Glenn's Underground Cabin  http://countryplans.com/smf/index.php?topic=151.0

Please put your area in your sig line so we can assist with location specific answers.

John Raabe

#6
When I first started designing houses for owner-builders we did a lot of exposed beam and deck floors. This was before the days of the "Persuader" daddymem mentions  :) (a very "helpful" tool!).
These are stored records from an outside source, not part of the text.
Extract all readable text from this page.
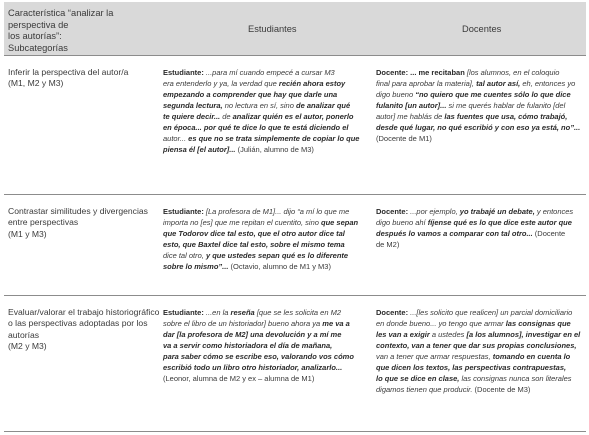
Característica “analizar la perspectiva de
los autorías”:
Subcategorías
Estudiantes	Docentes

Inferir la perspectiva del autor/a

(M1, M2 y M3)

Estudiante: ...para mí cuando empecé a cursar M3

era entenderlo y ya, la verdad que recién ahora estoy

empezando a comprender que hay que darle una

segunda lectura, no lectura en sí, sino de analizar qué

te quiere decir... de analizar quién es el autor, ponerlo

en época... por qué te dice lo que te está diciendo el

autor... es que no se trata simplemente de copiar lo que

piensa él [el autor]... (Julián, alumno de M3)

Docente: ... me recitaban [los alumnos, en el coloquio

final para aprobar la materia], tal autor así, eh, entonces yo

digo bueno “no quiero que me cuentes sólo lo que dice

fulanito [un autor]... si me querés hablar de fulanito [del

autor] me hablás de las fuentes que usa, cómo trabajó,

desde qué lugar, no qué escribió y con eso ya está, no”...

(Docente de M1)

Contrastar similitudes y divergencias

entre perspectivas

(M1 y M3)

Estudiante: [La profesora de M1]... dijo “a mí lo que me

importa no [es] que me repitan el cuentito, sino que sepan

que Todorov dice tal esto, que el otro autor dice tal

esto, que Baxtel dice tal esto, sobre el mismo tema

dice tal otro, y que ustedes sepan qué es lo diferente

sobre lo mismo”... (Octavio, alumno de M1 y M3)

Docente: ...por ejemplo, yo trabajé un debate, y entonces

digo bueno ahí fíjense qué es lo que dice este autor que

después lo vamos a comparar con tal otro... (Docente

de M2)

Evaluar/valorar el trabajo historiográfico

o las perspectivas adoptadas por los

autorías

(M2 y M3)

Estudiante: ...en la reseña [que se les solicita en M2

sobre el libro de un historiador] bueno ahora ya me va a

dar [la profesora de M2] una devolución y a mí me

va a servir como historiadora el día de mañana,

para saber cómo se escribe eso, valorando vos cómo

escribió todo un libro otro historiador, analizarlo...

(Leonor, alumna de M2 y ex – alumna de M1)

Docente: ...[les solicito que realicen] un parcial domiciliario

en donde bueno... yo tengo que armar las consignas que

les van a exigir a ustedes [a los alumnos], investigar en el

contexto, van a tener que dar sus propias conclusiones,

van a tener que armar respuestas, tomando en cuenta lo

que dicen los textos, las perspectivas contrapuestas,

lo que se dice en clase, las consignas nunca son literales

digamos tienen que producir. (Docente de M3)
I still like to use single layer decking for floors and they can work well if:
• You have dried or aged the decking so that it is as close as possible to the long term moisture content of the final house.
• You have figured out what you are going to do with any plumbing traps and such that will need to poke below the floor.
• You install preselected "straight" boards as tight as possible with generous use of the best fasteners (depends on the final finish of the floor).

Notes:
• Single layer floors are noisy. Carpet and pad above will help. This also allows face nailing of the decking.
• You have to expect that gaps in a single layer floor will open up and collect dirt, etc. You will not get the same quality as a plank floor laid on a plywood subfloor.

In some of those early OB experiments (damp wood manually assembled) the gaps opened up enough that you could see through some of the cracks between floors.  :-[
None of us are as smart as all of us.

Tennessee Pride(Guest)

Thanks for all of the suggestions. It sounds like a have a few options. The wood was cut over 1 year ago. The mositure content is between 13-15%. The wood dried extemely straight and was stickered and dried very carefully. I used additional lumber that I cut to weigh down the these 2x's on the crib. This is a weekend cabin that will be maintained as a rustic retreat. I figure that I will have some gaps but the money I have saved by milling my own wood off-sets this. I took 80 true 2x6x12' to a local mill and had this made into T&G for $170. They did an awesome job on the milling. I was a little confused on how to nail since these boards were thicker than floor I have installed in the past. Again, thanks for all of the help. I believe that the tool descried in this thread is something I may invest in.